AI system solves SAT geometry questions as well as average American 11th-grade student

September 23, 2015

Examples of questions (left column) and interpretations (right column) derived by GEOS (credit: Minjoon Seo et al./Proceedings of EMNLP)

An AI system that can solve SAT geometry questions as well as the average American 11th-grade student has been developed by researchers at the Allen Institute for Artificial Intelligence (AI2) and University of Washington.

This system, called GeoS, uses a combination of computer vision to interpret diagrams, natural language processing to read and understand text, and a geometric solver, achieving 49 percent accuracy on official SAT test questions.

If these results were extrapolated to the entire Math SAT test, the computer roughly achieved an SAT score of 500 (out of 800), the average test score for 2015.

These results, presented at the 2015 Conference on Empirical Methods in Natural Language Processing (EMNLP) in Lisbon, Portugal, were achieved by GeoS solving unaltered SAT questions that it had never seen before and that required an understanding of implicit relationships, ambiguous references, and the relationships between diagrams and natural-language text.

The best-known current test of an AI’s intelligence is the Turing test, which involves fooling a human in a blind conversation. “Unlike the Turing Test, standardized tests such as the SAT provide us today with a way to measure a machine’s ability to reason and to compare its abilities with that of a human,” said Oren Etzioni, CEO of AI2. “Much of what we understand from text and graphics is not explicitly stated, and requires far more knowledge than we appreciate.”

How GeoS Works

GeoS is the first end-to-end system that solves SAT plane geometry problems. It does this by first interpreting a geometry question by using the diagram and text in concert to generate the best possible logical expressions of the problem, which it sends to a geometric solver to solve. Then it compares that answer to the multiple-choice answers for that question.

This process is complicated by the fact that SAT questions contain many unstated assumptions. For example, in top example in the SAT problem above, there are several unstated assumptions, such as the fact that lines BD and AC intersect at E.

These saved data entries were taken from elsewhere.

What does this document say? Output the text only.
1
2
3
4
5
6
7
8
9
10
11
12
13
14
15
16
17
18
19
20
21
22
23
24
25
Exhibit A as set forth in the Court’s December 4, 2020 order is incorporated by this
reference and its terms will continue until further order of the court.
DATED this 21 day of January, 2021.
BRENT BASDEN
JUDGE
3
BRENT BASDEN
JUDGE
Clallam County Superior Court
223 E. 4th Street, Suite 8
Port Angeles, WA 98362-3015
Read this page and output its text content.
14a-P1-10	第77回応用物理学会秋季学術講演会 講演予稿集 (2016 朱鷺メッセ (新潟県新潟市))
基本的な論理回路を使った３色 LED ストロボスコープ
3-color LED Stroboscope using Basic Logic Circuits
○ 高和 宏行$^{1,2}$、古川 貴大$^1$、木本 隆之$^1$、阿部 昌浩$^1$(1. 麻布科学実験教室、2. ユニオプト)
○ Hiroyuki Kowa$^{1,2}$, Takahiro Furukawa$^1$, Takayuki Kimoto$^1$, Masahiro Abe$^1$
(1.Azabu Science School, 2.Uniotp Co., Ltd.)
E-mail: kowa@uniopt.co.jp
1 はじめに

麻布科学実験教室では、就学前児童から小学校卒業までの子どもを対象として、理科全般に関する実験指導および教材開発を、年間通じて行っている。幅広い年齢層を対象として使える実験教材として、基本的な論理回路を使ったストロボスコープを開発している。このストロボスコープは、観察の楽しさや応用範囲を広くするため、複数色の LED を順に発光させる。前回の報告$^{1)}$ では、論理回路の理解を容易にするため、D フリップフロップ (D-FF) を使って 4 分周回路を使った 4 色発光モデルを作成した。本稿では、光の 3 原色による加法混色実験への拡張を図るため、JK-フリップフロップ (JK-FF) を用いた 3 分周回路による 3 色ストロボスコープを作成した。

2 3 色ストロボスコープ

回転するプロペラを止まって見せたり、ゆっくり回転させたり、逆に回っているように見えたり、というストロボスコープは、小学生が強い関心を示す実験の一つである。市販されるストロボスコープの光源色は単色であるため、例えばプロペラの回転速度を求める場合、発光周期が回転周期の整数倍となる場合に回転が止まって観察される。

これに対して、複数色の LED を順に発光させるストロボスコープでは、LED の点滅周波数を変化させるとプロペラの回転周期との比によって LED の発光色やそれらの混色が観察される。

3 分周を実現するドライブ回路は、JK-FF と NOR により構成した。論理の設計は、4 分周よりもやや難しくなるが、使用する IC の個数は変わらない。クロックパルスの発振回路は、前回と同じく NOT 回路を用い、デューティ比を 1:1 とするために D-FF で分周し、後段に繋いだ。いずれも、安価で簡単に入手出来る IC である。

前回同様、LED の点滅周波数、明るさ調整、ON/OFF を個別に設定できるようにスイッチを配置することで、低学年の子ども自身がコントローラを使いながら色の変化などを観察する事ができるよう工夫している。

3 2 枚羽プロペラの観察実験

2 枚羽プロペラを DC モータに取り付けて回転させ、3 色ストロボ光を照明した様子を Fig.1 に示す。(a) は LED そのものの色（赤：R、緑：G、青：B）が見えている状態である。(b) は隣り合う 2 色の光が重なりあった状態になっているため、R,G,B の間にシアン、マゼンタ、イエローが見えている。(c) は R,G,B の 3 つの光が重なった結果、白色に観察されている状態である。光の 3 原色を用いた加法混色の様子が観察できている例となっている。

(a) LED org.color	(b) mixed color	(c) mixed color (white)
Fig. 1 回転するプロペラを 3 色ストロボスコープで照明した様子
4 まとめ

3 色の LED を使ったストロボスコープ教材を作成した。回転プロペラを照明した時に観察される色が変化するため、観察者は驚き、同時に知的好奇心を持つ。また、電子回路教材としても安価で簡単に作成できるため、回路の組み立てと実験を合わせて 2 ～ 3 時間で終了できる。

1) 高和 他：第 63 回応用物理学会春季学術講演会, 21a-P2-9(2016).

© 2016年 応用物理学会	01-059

GeoS had a 96 percent accuracy rate on questions it was confident enough to answer. AI2 researchers said they are moving to solve the full set of SAT math questions in the next three years.

An open-access paper outlining the research, “Solving Geometry Problems: Combining Text and Diagram Interpretation,” and a demonstration of the system’s problem-solving are available. All data sets and software are also available for other researchers to use.

The researchers say they are also building systems that can tackle science tests, which require a knowledge base that includes elements of the unstated, common-sense knowledge that humans generate over their lives. This Aristo project is described here.


Abstract of Solving geometry problems: Combining text and diagram interpretation

This paper introduces GeoS, the first automated system to solve unaltered SAT geometry questions by combining text understanding and diagram interpretation. We model the problem of understanding geometry questions as submodular optimization, and identify a formal problem description likely to be compatible with both the question text and diagram. GeoS then feeds the description to a geometric solver that attempts to determine the correct answer. In our experiments, GeoS achieves a 49% score on official SAT questions, and a score of 61% on practice questions. Finally, we show that by integrating textual and visual information, GeoS boosts the accuracy of dependency and semantic parsing of the question text.